Read the details and rules on the Required Work page, under the subheading “Extra credit.”

11 thoughts on “Examples of interactive journalism – Week 8

  1. http://www.bostonglobe.com/arts/movies/2013/02/25/with-best-picture-oscar-ben-affleck-comeback-complete/mqQilNIGAxz0RI1GxdZnVI/igraphic.html

    “Best picture win caps Ben Affleck’s resurgence”–Boston Globe

    I thought this was a cute post-Oscars piece. This interactive graphic follows Ben Affleck’s career and shows the Rotten Tomatoes rating of each of his movies in graph form. It also uses the size of the bubbles to show the size of each movie’s budget. You can click on the bubbles to get specific information about each film, including a link to the film’s trailer. There’s a bit of an error in the graphic, though, because every movie has a link back to the trailer for “Phantoms.” Whoops!

  2. Paige – This is a nice graphic. Thanks for posting it. However, I am very unhappy that you posted this link DURING CLASS. At 3:34 p.m. I was lecturing. It’s not appropriate for you to be browsing the Web and posting on a blog WHILE I AM LECTURING.

  3. Caitlyn Finnegan says:


    Nice & Serious, a creative agency in London that focuses on sustainability, created a really cool, scrolling infographic for water conservation. Something similar could be applied to graphic-heavy stories. Very fun to navigate.

  4. Caitlyn, this is a GREAT example — and I recommend that all of you View Page Source on that page — scroll to the bottom — and you will see a SWITCH statement in the JavaScript code. There are actually two, but one of them is commented out.

    I have been noticing that many sites put the JavaScript at the bottom of the HTML page for this kind of scrolling graphic. I’m going to search around and see if I can find out why they do it that way.

  5. Dana Edwards says:


    Hispanics: California’s Next Majority

    By hovering over individual counties in California and hovering over the race categories under the images of the state, the viewer can see the percentage changes of California’s population. I like that when you hover over one county or one race, you can see the differences in all the images from all five years and can see the comparison well. The line graph below shows the same interactivity.

  6. Dana – that’s a good use of parallel graphics, where we see the same map side by side, but each one shows a different year. Hovering over each race category might surprise some people — I personally thought I would see more Asian majorities in parts of California.

  7. Faithful – The Sarajevo package from the BBC is easy to use; I agree with you on that point. But I have some problems with the design.
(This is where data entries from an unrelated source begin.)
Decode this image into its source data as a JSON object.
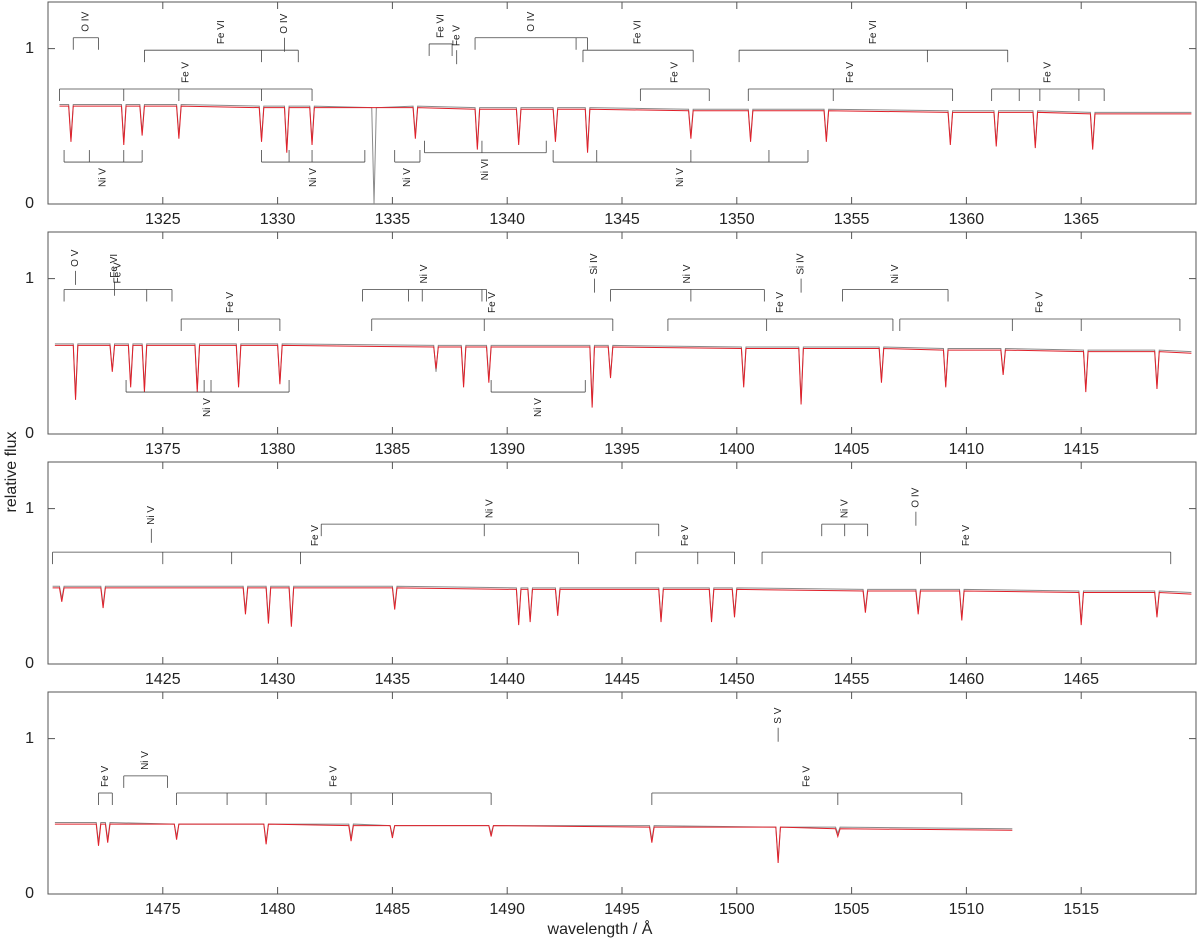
{
  "chart_data": [
    {
      "type": "line",
      "xlim": [
        1320,
        1370
      ],
      "ylim": [
        0,
        1.3
      ],
      "xticks": [
        1325,
        1330,
        1335,
        1340,
        1345,
        1350,
        1355,
        1360,
        1365
      ],
      "yticks": [
        0,
        1
      ],
      "x": [
        1320.5,
        1320.9,
        1321.0,
        1321.1,
        1323.2,
        1323.3,
        1323.4,
        1324.0,
        1324.1,
        1324.2,
        1325.6,
        1325.7,
        1325.8,
        1329.2,
        1329.3,
        1329.4,
        1330.3,
        1330.4,
        1330.5,
        1331.4,
        1331.5,
        1331.6,
        1334.1,
        1334.2,
        1334.3,
        1335.9,
        1336.0,
        1336.1,
        1338.6,
        1338.7,
        1338.8,
        1340.4,
        1340.5,
        1340.6,
        1342.0,
        1342.1,
        1342.2,
        1343.4,
        1343.5,
        1343.6,
        1347.9,
        1348.0,
        1348.1,
        1350.5,
        1350.6,
        1350.7,
        1353.8,
        1353.9,
        1354.0,
        1359.2,
        1359.3,
        1359.4,
        1361.2,
        1361.3,
        1361.4,
        1362.9,
        1363.0,
        1363.1,
        1365.4,
        1365.5,
        1365.6,
        1369.8
      ],
      "series": [
        {
          "color": "#8a8a8a",
          "values": [
            0.64,
            0.64,
            0.42,
            0.64,
            0.64,
            0.4,
            0.64,
            0.64,
            0.46,
            0.64,
            0.64,
            0.44,
            0.64,
            0.63,
            0.42,
            0.63,
            0.63,
            0.35,
            0.63,
            0.63,
            0.4,
            0.63,
            0.62,
            0.0,
            0.62,
            0.63,
            0.44,
            0.63,
            0.62,
            0.37,
            0.62,
            0.62,
            0.4,
            0.62,
            0.62,
            0.42,
            0.62,
            0.62,
            0.35,
            0.62,
            0.61,
            0.44,
            0.61,
            0.61,
            0.42,
            0.61,
            0.61,
            0.42,
            0.61,
            0.6,
            0.4,
            0.6,
            0.6,
            0.39,
            0.6,
            0.6,
            0.38,
            0.6,
            0.59,
            0.37,
            0.59,
            0.59
          ]
        },
        {
          "color": "#e0202a",
          "values": [
            0.63,
            0.63,
            0.4,
            0.63,
            0.63,
            0.38,
            0.63,
            0.63,
            0.44,
            0.63,
            0.63,
            0.42,
            0.63,
            0.62,
            0.4,
            0.62,
            0.62,
            0.33,
            0.62,
            0.62,
            0.38,
            0.62,
            0.62,
            0.62,
            0.62,
            0.62,
            0.42,
            0.62,
            0.61,
            0.35,
            0.61,
            0.61,
            0.38,
            0.61,
            0.61,
            0.4,
            0.61,
            0.61,
            0.33,
            0.61,
            0.6,
            0.42,
            0.6,
            0.6,
            0.4,
            0.6,
            0.6,
            0.4,
            0.6,
            0.59,
            0.38,
            0.59,
            0.59,
            0.37,
            0.59,
            0.59,
            0.36,
            0.59,
            0.58,
            0.35,
            0.58,
            0.58
          ]
        }
      ],
      "line_ids": [
        {
          "label": "O IV",
          "y": 1.07,
          "lines": [
            1321.1,
            1322.2
          ]
        },
        {
          "label": "Fe VI",
          "y": 0.99,
          "lines": [
            1324.2,
            1329.3,
            1330.9
          ]
        },
        {
          "label": "O IV",
          "y": 1.07,
          "lines": [
            1330.3
          ]
        },
        {
          "label": "Fe V",
          "y": 0.74,
          "lines": [
            1320.5,
            1323.3,
            1325.7,
            1329.3,
            1331.5
          ]
        },
        {
          "label": "Ni V",
          "y": 0.27,
          "lines": [
            1320.7,
            1321.8,
            1323.3,
            1324.1
          ]
        },
        {
          "label": "Ni V",
          "y": 0.27,
          "lines": [
            1329.3,
            1330.5,
            1331.5,
            1333.8
          ]
        },
        {
          "label": "Ni V",
          "y": 0.27,
          "lines": [
            1335.1,
            1336.2
          ]
        },
        {
          "label": "Fe VI",
          "y": 1.03,
          "lines": [
            1336.6,
            1337.6
          ]
        },
        {
          "label": "Fe V",
          "y": 0.99,
          "lines": [
            1337.8
          ]
        },
        {
          "label": "O IV",
          "y": 1.07,
          "lines": [
            1338.6,
            1343.0,
            1343.5
          ]
        },
        {
          "label": "Ni VI",
          "y": 0.33,
          "lines": [
            1336.4,
            1338.9,
            1341.7
          ]
        },
        {
          "label": "Fe VI",
          "y": 0.99,
          "lines": [
            1343.3,
            1348.1
          ]
        },
        {
          "label": "Fe V",
          "y": 0.74,
          "lines": [
            1345.8,
            1348.8
          ]
        },
        {
          "label": "Ni V",
          "y": 0.27,
          "lines": [
            1342.0,
            1343.9,
            1348.0,
            1351.4,
            1353.1
          ]
        },
        {
          "label": "Fe VI",
          "y": 0.99,
          "lines": [
            1350.1,
            1358.3,
            1361.8
          ]
        },
        {
          "label": "Fe V",
          "y": 0.74,
          "lines": [
            1350.5,
            1354.2,
            1359.4
          ]
        },
        {
          "label": "Fe V",
          "y": 0.74,
          "lines": [
            1361.1,
            1362.3,
            1363.2,
            1364.9,
            1366.0
          ]
        }
      ]
    },
    {
      "type": "line",
      "xlim": [
        1370,
        1420
      ],
      "ylim": [
        0,
        1.3
      ],
      "xticks": [
        1375,
        1380,
        1385,
        1390,
        1395,
        1400,
        1405,
        1410,
        1415
      ],
      "yticks": [
        0,
        1
      ],
      "x": [
        1370.3,
        1371.1,
        1371.2,
        1371.3,
        1372.7,
        1372.8,
        1372.9,
        1373.5,
        1373.6,
        1373.7,
        1374.1,
        1374.2,
        1374.3,
        1376.4,
        1376.5,
        1376.6,
        1378.2,
        1378.3,
        1378.4,
        1380.0,
        1380.1,
        1380.2,
        1386.8,
        1386.9,
        1387.0,
        1388.0,
        1388.1,
        1388.2,
        1389.1,
        1389.2,
        1389.3,
        1393.6,
        1393.7,
        1393.8,
        1394.4,
        1394.5,
        1394.6,
        1400.2,
        1400.3,
        1400.4,
        1402.7,
        1402.8,
        1402.9,
        1406.2,
        1406.3,
        1406.4,
        1409.0,
        1409.1,
        1409.2,
        1411.5,
        1411.6,
        1411.7,
        1415.1,
        1415.2,
        1415.3,
        1418.2,
        1418.3,
        1418.4,
        1419.8
      ],
      "series": [
        {
          "color": "#8a8a8a",
          "values": [
            0.58,
            0.58,
            0.24,
            0.58,
            0.58,
            0.41,
            0.58,
            0.58,
            0.32,
            0.58,
            0.58,
            0.29,
            0.58,
            0.58,
            0.29,
            0.58,
            0.58,
            0.32,
            0.58,
            0.58,
            0.33,
            0.58,
            0.57,
            0.4,
            0.57,
            0.57,
            0.32,
            0.57,
            0.57,
            0.35,
            0.57,
            0.57,
            0.19,
            0.57,
            0.57,
            0.37,
            0.57,
            0.56,
            0.32,
            0.56,
            0.56,
            0.21,
            0.56,
            0.56,
            0.35,
            0.56,
            0.55,
            0.31,
            0.55,
            0.55,
            0.39,
            0.55,
            0.54,
            0.29,
            0.54,
            0.54,
            0.31,
            0.54,
            0.53
          ]
        },
        {
          "color": "#e0202a",
          "values": [
            0.57,
            0.57,
            0.22,
            0.57,
            0.57,
            0.4,
            0.57,
            0.57,
            0.3,
            0.57,
            0.57,
            0.27,
            0.57,
            0.57,
            0.27,
            0.57,
            0.57,
            0.3,
            0.57,
            0.57,
            0.32,
            0.57,
            0.56,
            0.42,
            0.56,
            0.56,
            0.3,
            0.56,
            0.56,
            0.33,
            0.56,
            0.56,
            0.17,
            0.56,
            0.56,
            0.36,
            0.56,
            0.55,
            0.3,
            0.55,
            0.55,
            0.19,
            0.55,
            0.55,
            0.33,
            0.55,
            0.54,
            0.3,
            0.54,
            0.54,
            0.38,
            0.54,
            0.53,
            0.27,
            0.53,
            0.53,
            0.29,
            0.53,
            0.52
          ]
        }
      ],
      "line_ids": [
        {
          "label": "O V",
          "y": 1.05,
          "lines": [
            1371.2
          ]
        },
        {
          "label": "Fe VI",
          "y": 0.98,
          "lines": [
            1372.9
          ]
        },
        {
          "label": "Fe V",
          "y": 0.93,
          "lines": [
            1370.7,
            1374.3,
            1375.4
          ]
        },
        {
          "label": "Fe V",
          "y": 0.74,
          "lines": [
            1375.8,
            1378.3,
            1380.1
          ]
        },
        {
          "label": "Ni V",
          "y": 0.27,
          "lines": [
            1373.4,
            1376.8,
            1377.1,
            1380.5
          ]
        },
        {
          "label": "Ni V",
          "y": 0.93,
          "lines": [
            1383.7,
            1385.7,
            1386.3,
            1388.9,
            1389.1
          ]
        },
        {
          "label": "Fe V",
          "y": 0.74,
          "lines": [
            1384.1,
            1389.0,
            1394.6
          ]
        },
        {
          "label": "Ni V",
          "y": 0.27,
          "lines": [
            1389.3,
            1393.4
          ]
        },
        {
          "label": "Si IV",
          "y": 1.0,
          "lines": [
            1393.8
          ]
        },
        {
          "label": "Ni V",
          "y": 0.93,
          "lines": [
            1394.5,
            1398.0,
            1401.2
          ]
        },
        {
          "label": "Fe V",
          "y": 0.74,
          "lines": [
            1397.0,
            1401.3,
            1406.8
          ]
        },
        {
          "label": "Si IV",
          "y": 1.0,
          "lines": [
            1402.8
          ]
        },
        {
          "label": "Ni V",
          "y": 0.93,
          "lines": [
            1404.6,
            1409.2
          ]
        },
        {
          "label": "Fe V",
          "y": 0.74,
          "lines": [
            1407.1,
            1412.0,
            1415.0,
            1419.3
          ]
        }
      ]
    },
    {
      "type": "line",
      "xlim": [
        1420,
        1470
      ],
      "ylim": [
        0,
        1.3
      ],
      "xticks": [
        1425,
        1430,
        1435,
        1440,
        1445,
        1450,
        1455,
        1460,
        1465
      ],
      "yticks": [
        0,
        1
      ],
      "x": [
        1420.2,
        1420.5,
        1420.6,
        1420.7,
        1422.3,
        1422.4,
        1422.5,
        1428.5,
        1428.6,
        1428.7,
        1429.5,
        1429.6,
        1429.7,
        1430.5,
        1430.6,
        1430.7,
        1435.0,
        1435.1,
        1435.2,
        1440.4,
        1440.5,
        1440.6,
        1440.9,
        1441.0,
        1441.1,
        1442.1,
        1442.2,
        1442.3,
        1446.6,
        1446.7,
        1446.8,
        1448.8,
        1448.9,
        1449.0,
        1449.8,
        1449.9,
        1450.0,
        1455.5,
        1455.6,
        1455.7,
        1457.8,
        1457.9,
        1458.0,
        1459.7,
        1459.8,
        1459.9,
        1464.9,
        1465.0,
        1465.1,
        1468.2,
        1468.3,
        1468.4,
        1469.8
      ],
      "series": [
        {
          "color": "#8a8a8a",
          "values": [
            0.5,
            0.5,
            0.42,
            0.5,
            0.5,
            0.38,
            0.5,
            0.5,
            0.34,
            0.5,
            0.5,
            0.28,
            0.5,
            0.5,
            0.26,
            0.5,
            0.5,
            0.37,
            0.5,
            0.49,
            0.27,
            0.49,
            0.49,
            0.29,
            0.49,
            0.49,
            0.33,
            0.49,
            0.49,
            0.29,
            0.49,
            0.49,
            0.29,
            0.49,
            0.49,
            0.32,
            0.49,
            0.48,
            0.35,
            0.48,
            0.48,
            0.34,
            0.48,
            0.48,
            0.3,
            0.48,
            0.47,
            0.27,
            0.47,
            0.47,
            0.32,
            0.47,
            0.46
          ]
        },
        {
          "color": "#e0202a",
          "values": [
            0.49,
            0.49,
            0.4,
            0.49,
            0.49,
            0.36,
            0.49,
            0.49,
            0.32,
            0.49,
            0.49,
            0.26,
            0.49,
            0.49,
            0.24,
            0.49,
            0.49,
            0.35,
            0.49,
            0.48,
            0.25,
            0.48,
            0.48,
            0.27,
            0.48,
            0.48,
            0.31,
            0.48,
            0.48,
            0.27,
            0.48,
            0.48,
            0.27,
            0.48,
            0.48,
            0.3,
            0.48,
            0.47,
            0.33,
            0.47,
            0.47,
            0.32,
            0.47,
            0.47,
            0.28,
            0.47,
            0.46,
            0.25,
            0.46,
            0.46,
            0.3,
            0.46,
            0.45
          ]
        }
      ],
      "line_ids": [
        {
          "label": "Ni V",
          "y": 0.87,
          "lines": [
            1424.5
          ]
        },
        {
          "label": "Fe V",
          "y": 0.72,
          "lines": [
            1420.2,
            1425.0,
            1428.0,
            1431.0,
            1443.1
          ]
        },
        {
          "label": "Ni V",
          "y": 0.9,
          "lines": [
            1431.9,
            1439.0,
            1446.6
          ]
        },
        {
          "label": "Fe V",
          "y": 0.72,
          "lines": [
            1445.6,
            1448.3,
            1449.9
          ]
        },
        {
          "label": "Ni V",
          "y": 0.9,
          "lines": [
            1453.7,
            1454.7,
            1455.7
          ]
        },
        {
          "label": "O IV",
          "y": 0.98,
          "lines": [
            1457.8
          ]
        },
        {
          "label": "Fe V",
          "y": 0.72,
          "lines": [
            1451.1,
            1458.0,
            1468.9
          ]
        }
      ]
    },
    {
      "type": "line",
      "xlim": [
        1470,
        1520
      ],
      "ylim": [
        0,
        1.3
      ],
      "xticks": [
        1475,
        1480,
        1485,
        1490,
        1495,
        1500,
        1505,
        1510,
        1515
      ],
      "yticks": [
        0,
        1
      ],
      "x": [
        1470.3,
        1472.1,
        1472.2,
        1472.3,
        1472.5,
        1472.6,
        1472.7,
        1475.5,
        1475.6,
        1475.7,
        1479.4,
        1479.5,
        1479.6,
        1483.1,
        1483.2,
        1483.3,
        1484.9,
        1485.0,
        1485.1,
        1489.2,
        1489.3,
        1489.4,
        1496.2,
        1496.3,
        1496.4,
        1501.7,
        1501.8,
        1501.9,
        1504.3,
        1504.4,
        1504.5,
        1512.0
      ],
      "series": [
        {
          "color": "#8a8a8a",
          "values": [
            0.46,
            0.46,
            0.33,
            0.46,
            0.46,
            0.35,
            0.46,
            0.45,
            0.37,
            0.45,
            0.45,
            0.34,
            0.45,
            0.45,
            0.36,
            0.45,
            0.44,
            0.38,
            0.44,
            0.44,
            0.39,
            0.44,
            0.44,
            0.35,
            0.44,
            0.43,
            0.22,
            0.43,
            0.43,
            0.39,
            0.43,
            0.42
          ]
        },
        {
          "color": "#e0202a",
          "values": [
            0.45,
            0.45,
            0.31,
            0.45,
            0.45,
            0.33,
            0.45,
            0.45,
            0.35,
            0.45,
            0.45,
            0.32,
            0.45,
            0.44,
            0.34,
            0.44,
            0.44,
            0.36,
            0.44,
            0.44,
            0.37,
            0.44,
            0.43,
            0.33,
            0.43,
            0.43,
            0.2,
            0.43,
            0.42,
            0.37,
            0.42,
            0.41
          ]
        }
      ],
      "line_ids": [
        {
          "label": "Fe V",
          "y": 0.65,
          "lines": [
            1472.2,
            1472.8
          ]
        },
        {
          "label": "Ni V",
          "y": 0.76,
          "lines": [
            1473.3,
            1475.2
          ]
        },
        {
          "label": "Fe V",
          "y": 0.65,
          "lines": [
            1475.6,
            1477.8,
            1479.5,
            1483.2,
            1485.0,
            1489.3
          ]
        },
        {
          "label": "S V",
          "y": 1.07,
          "lines": [
            1501.8
          ]
        },
        {
          "label": "Fe V",
          "y": 0.65,
          "lines": [
            1496.3,
            1504.4,
            1509.8
          ]
        }
      ]
    }
  ],
  "xlabel": "wavelength / Å",
  "ylabel": "relative flux"
}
The thumbnail timeline at the top doesn’t have any dates on it. The bar graph timeline at the bottom of each slide does not allow us to click a month and jump to that month. The videos themselves do not have exact dates on them, yet clearly they were made at the time — so I think each one should have a clear month, day and year superimposed on it.

    My last complaint is about the ads. Every single video has a pre-roll ad. I could deal with ONE pre-roll ad, but after the third ad, I felt too annoyed, and then I did not want to watch any more videos. Studies have shown that most people hate pre-roll video ads. I know I do!